Yesterday, the Council of Canadians’ Honorary Chairperson Maude Barlow presented at the official Nobel Week Dialogue events in Stockholm on the theme of Water Matters. Barlow was a keynote speaker and moderated a panel on taking action to protect water. Video is available here.
“In 2010, the people of the world took an evolutionary step forward when the United Nations recognized water and sanitation as fundamental human rights,” Barlow said in her remarks at the event. “That day, we collectively declared that it is not acceptable for someone to die or watch their child die because they cannot afford to buy clean water. Now, nearly four dozen countries have amended their constitution or written new laws to recognize the right to water.”
Barlow also highlighted the importance of the growing Blue Communities movement in achieving clean, affordable, accessible, public water for all everywhere. “If you get clean, safe water from the tap, there is no reason to drink bottled water,” said Barlow.
According to organizers, “the Nobel Week Dialogue is a conversation-focused meeting, consisting mainly of panel discussions, seeking to deepen the dialogue between the scientific community and the rest of society on topics of global concern.” Recent themes have included the Future of Energy (2013), the Age to Come: New Scientific and Cultural Perspectives on Ageing (2014), the Future of Intelligence (2015), the Future of Food (2016) and the Future of Truth (2017). Each meeting includes Nobel Laureates who discuss issues in front of an audience of more than 1,000 people.
“Every day 2 billion people are forced to drink contaminated water. If we do not change our ways by 2030, 5 billion people could suffer serious water shortages,” said Barlow. “Make no mistake; while climate change negatively impacts water, our abuse of water and the destruction of local hydrologic cycles is a major contributor to climate chaos. The good news is the protection and restoration of watersheds is a major part of the climate solution.”
Today is the awarding of all of the Nobel prizes except the Peace Prize, which is awarded separately at a later date. Every year, to mark the occasion, a Nobel Week Dialogue is held on a different subject with experts invited to speak, with this year’s events focusing on water. Barlow is also attending the award ceremony and dinner today.
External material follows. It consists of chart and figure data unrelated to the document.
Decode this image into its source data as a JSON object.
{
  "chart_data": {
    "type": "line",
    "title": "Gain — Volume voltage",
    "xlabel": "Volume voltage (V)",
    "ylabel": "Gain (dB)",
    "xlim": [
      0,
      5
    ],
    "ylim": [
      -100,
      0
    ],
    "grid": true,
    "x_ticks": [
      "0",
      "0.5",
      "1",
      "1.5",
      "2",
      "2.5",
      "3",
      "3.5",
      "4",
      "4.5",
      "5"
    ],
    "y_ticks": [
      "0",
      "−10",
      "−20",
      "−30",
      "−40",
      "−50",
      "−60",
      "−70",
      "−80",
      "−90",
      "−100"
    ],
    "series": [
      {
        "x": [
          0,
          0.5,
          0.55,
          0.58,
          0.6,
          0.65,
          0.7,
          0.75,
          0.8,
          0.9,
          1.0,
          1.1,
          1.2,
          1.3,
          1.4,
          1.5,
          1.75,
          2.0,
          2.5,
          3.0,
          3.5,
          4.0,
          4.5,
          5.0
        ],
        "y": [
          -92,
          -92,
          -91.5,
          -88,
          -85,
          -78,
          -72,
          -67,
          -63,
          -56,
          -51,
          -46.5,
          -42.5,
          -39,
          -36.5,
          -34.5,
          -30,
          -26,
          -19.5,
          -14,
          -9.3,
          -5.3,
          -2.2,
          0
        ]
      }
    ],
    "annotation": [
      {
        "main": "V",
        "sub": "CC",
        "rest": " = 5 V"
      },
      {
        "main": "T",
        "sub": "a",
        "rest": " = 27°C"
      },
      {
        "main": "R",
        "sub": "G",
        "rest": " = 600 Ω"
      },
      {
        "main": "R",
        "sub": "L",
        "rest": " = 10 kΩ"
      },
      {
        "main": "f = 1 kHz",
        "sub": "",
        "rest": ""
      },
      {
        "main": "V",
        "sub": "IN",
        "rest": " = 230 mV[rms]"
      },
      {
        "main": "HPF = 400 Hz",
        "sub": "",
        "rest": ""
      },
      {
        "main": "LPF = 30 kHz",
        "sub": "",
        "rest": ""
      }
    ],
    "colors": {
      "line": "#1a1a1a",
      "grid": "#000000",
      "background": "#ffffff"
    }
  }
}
Maude Barlow was the recipient of the 2005 Right Livelihood Award (known as the “Alternative Nobel”). Barlow is a co-founder of the Blue Planet Project. In 2008/2009, she served as Senior Advisor on Water to the 63rd President of the United Nations General Assembly and was a leader in the campaign to have water recognized as a human right by the UN. She is also the author of dozens of reports, as well as 18 books, including her latest, Boiling Point: Government Neglect, Corporate Abuse, and Canada’s Water Crisis.
Today, on Human Rights Day, the Council of Canadians congratulates Maude on this incredible honour in recognition of her global activism on water.